- Occupations: Record label executive, club owner, disc jockey

= Todd Abramson =

American record label owner

Todd Abramson is a former record label owner, booking agent and nightclub owner.

==Background==
Abramson was employed by Maxwell's, in Hoboken, New Jersey, 1986. By 1993, he was a partner in the running of the club. In 2017, Abramson was running his weekly radio show on Saturdays 3-6 p.m at WFMU-FM.

In March 2019, he was the moderator in a panel discussion about Hoboken musicians in the 1980s.

==Record label==
Abramson formed Telstar Records, a Hoboken-based label which had been in operation since 1985.

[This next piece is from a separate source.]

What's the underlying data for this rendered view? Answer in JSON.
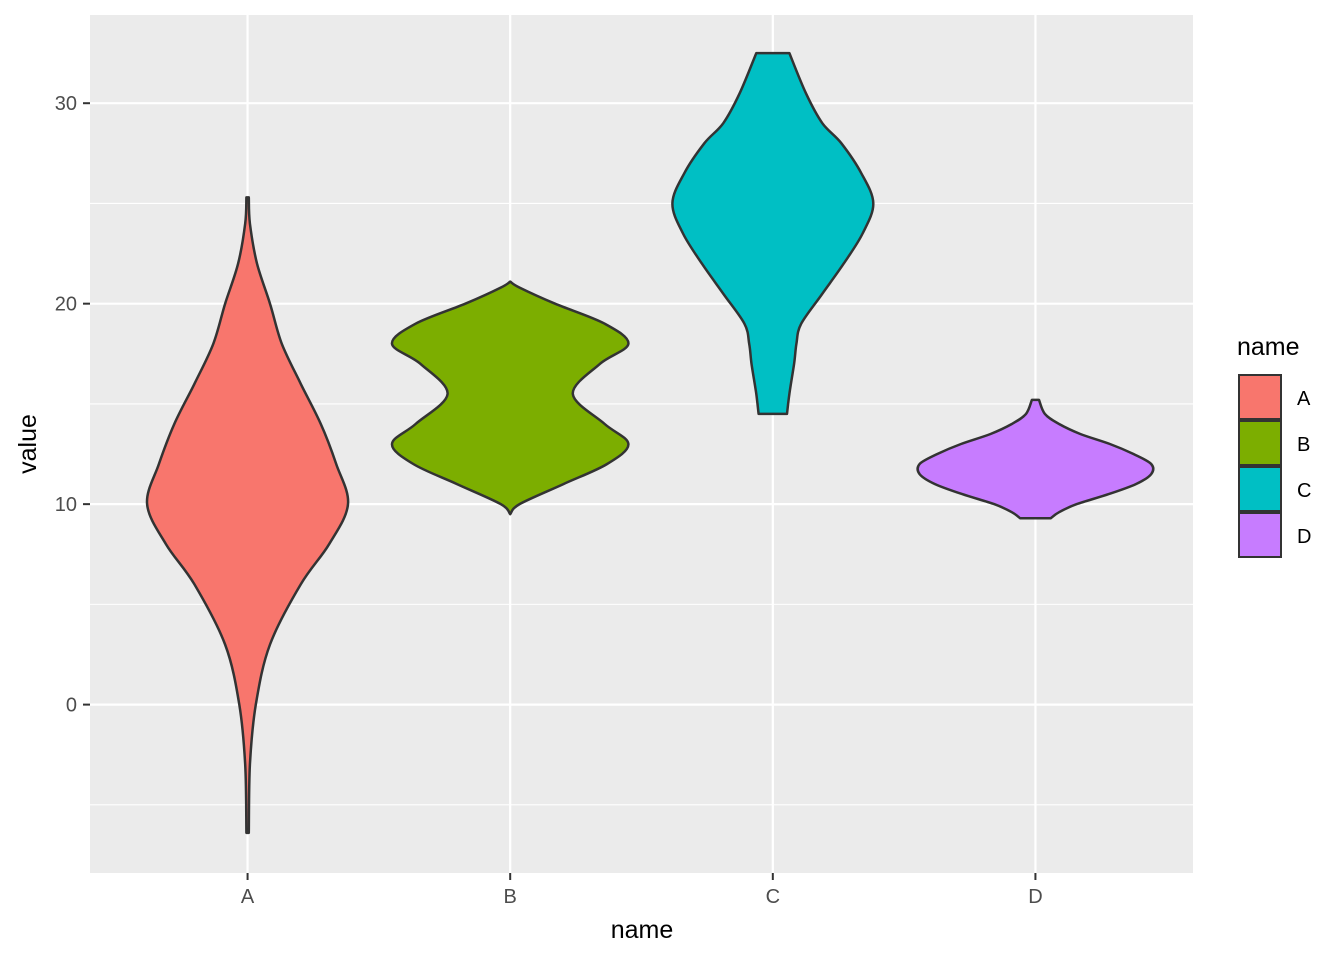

In 1988, girl group the Pussywillows, who Abramson had help get gigs, had their Spring Fever album released on the label. They also recorded the song "Vindaloo" for the film Kill the Moonlight.

In 1996, the Fleshtones had their Hitsburg USA! album released on the label.

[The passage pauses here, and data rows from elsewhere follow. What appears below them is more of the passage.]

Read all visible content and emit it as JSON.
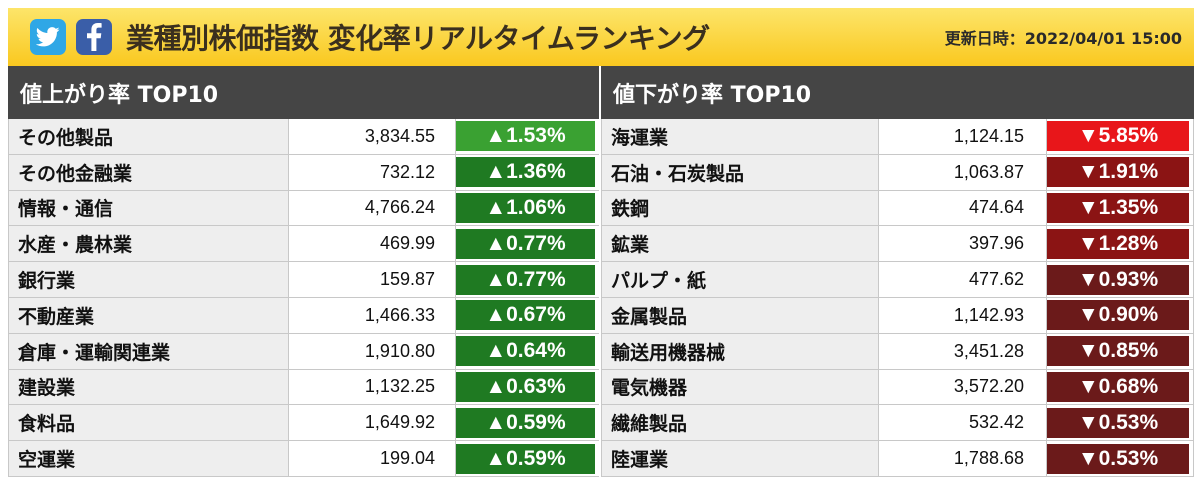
{
  "header": {
    "title": "業種別株価指数 変化率リアルタイムランキング",
    "updated": "更新日時：2022/04/01 15:00",
    "icons": [
      "twitter-icon",
      "facebook-icon"
    ]
  },
  "colors": {
    "header_bg": "#f9c81f",
    "panel_title_bg": "#454545",
    "up_strong": "#3aa132",
    "up": "#1f7a22",
    "down_strong": "#e8161a",
    "down": "#8b1414",
    "down_dark": "#6b1a1a"
  },
  "gainers": {
    "title": "値上がり率 TOP10",
    "rows": [
      {
        "name": "その他製品",
        "value": "3,834.55",
        "change": "▲1.53%"
      },
      {
        "name": "その他金融業",
        "value": "732.12",
        "change": "▲1.36%"
      },
      {
        "name": "情報・通信",
        "value": "4,766.24",
        "change": "▲1.06%"
      },
      {
        "name": "水産・農林業",
        "value": "469.99",
        "change": "▲0.77%"
      },
      {
        "name": "銀行業",
        "value": "159.87",
        "change": "▲0.77%"
      },
      {
        "name": "不動産業",
        "value": "1,466.33",
        "change": "▲0.67%"
      },
      {
        "name": "倉庫・運輸関連業",
        "value": "1,910.80",
        "change": "▲0.64%"
      },
      {
        "name": "建設業",
        "value": "1,132.25",
        "change": "▲0.63%"
      },
      {
        "name": "食料品",
        "value": "1,649.92",
        "change": "▲0.59%"
      },
      {
        "name": "空運業",
        "value": "199.04",
        "change": "▲0.59%"
      }
    ]
  },
  "losers": {
    "title": "値下がり率 TOP10",
    "rows": [
      {
        "name": "海運業",
        "value": "1,124.15",
        "change": "▼5.85%"
      },
      {
        "name": "石油・石炭製品",
        "value": "1,063.87",
        "change": "▼1.91%"
      },
      {
        "name": "鉄鋼",
        "value": "474.64",
        "change": "▼1.35%"
      },
      {
        "name": "鉱業",
        "value": "397.96",
        "change": "▼1.28%"
      },
      {
        "name": "パルプ・紙",
        "value": "477.62",
        "change": "▼0.93%"
      },
      {
        "name": "金属製品",
        "value": "1,142.93",
        "change": "▼0.90%"
      },
      {
        "name": "輸送用機器械",
        "value": "3,451.28",
        "change": "▼0.85%"
      },
      {
        "name": "電気機器",
        "value": "3,572.20",
        "change": "▼0.68%"
      },
      {
        "name": "繊維製品",
        "value": "532.42",
        "change": "▼0.53%"
      },
      {
        "name": "陸運業",
        "value": "1,788.68",
        "change": "▼0.53%"
      }
    ]
  }
}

One record that was issued on the label was by Little Diesel and the Weasels. It was recorded in the summer of 1974 in a small space and on to a TEAC recorder. Mixed by the band members, the album was recorded one at a time onto eight-track cartridges and distributed to their friends. In 2006, having been re-mixed, it was reissued on vinyl and compact disc by Telstar.